I remember the ride home. The long silence. To my knowledge, we did not bring home a tree. But we did bring home everything that was our family, laden. So laden.

Ash

DEAD INFANTS DON’T GET URNS UNLESS YOU PAY FOR them — and then they stuff crap in besides just ashes to cover the smallness. All those years ago? My daughter’s ashes were in a small pink box — pink for girls — a box the size of a hacky sack ball that fits in the palm of your hand

I took my box to Heceta Head. The coast at Heceta Head in December is epic. Me, my first husband, my sister, and weirdly, my parents. Near strangers.

Pretending to be a family, we stumble-walked down over the rocks to the water’s edge. The sound of ocean waves is large enough to stop your thinking. My mother closed her eyes and said a prayer in a southern drawl. Phillip sang I See the Moon — the lullaby my mother sang to me as a child — which made me feel a little like I might faint. My sister read “Ample Make This Bed” by Emily Dickinson, nearly killing us all. Then my father, the architect, pulled something out of his pocket. A folded up piece of paper. On it, he’d written a poem. Sort of. It rhymed. When he read it, his voice shook. The only time in my life I heard that.

It rained cold. Windy. Like Oregon is.

After that, Phillip and I took the little pink box which I had been clutching in my hand hard enough to nearly crush it and walked over to where the river joins the ocean. That’s why I’d picked that spot. I could see river rocks leading into the sea and sand, and I smelled and tasted saltwater. I don’t know if I was crying — my face was wet with ocean and rain. The lighthouse stood guard. All the waters of a life met at that tiny nexus.

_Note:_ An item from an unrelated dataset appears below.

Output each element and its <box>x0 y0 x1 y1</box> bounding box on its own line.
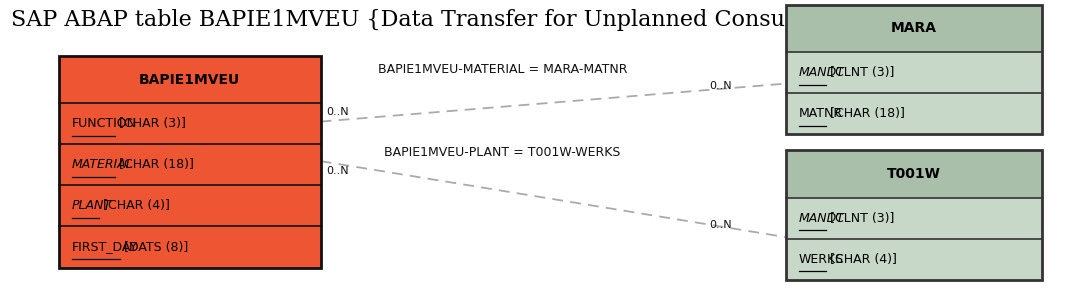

Then I handed him the fragile little box. He took it in his hand. I said, throw it as far as you can. So he — there isn’t another way to say this. He chucked it.

Yeah, so the thing is, that little riverway that leads to the sea? Right there at Heceta head? It has a mean cross-current. So while Phillip and I stood there watching the little box float nearly out of eyesight, we also stood and watched it … come the fuck back. Pretty much to our very feet. Knocking itself against his shoe.

I looked back over my shoulder to where the posse of sadness that was my idiotic family stood — they were far away, almost dots. I looked at Phillip. Then I said, try kicking it out. No, I don’t know why I said that.

So he, um, kicked it.

This time it didn’t go very far at all, it simply launched soggily into the air and plunked back down and circled back to us, just slower this time. Without being able to stop, I started laughing. And he started laughing. I mean hard. I said go get it, goddamn it. So he did.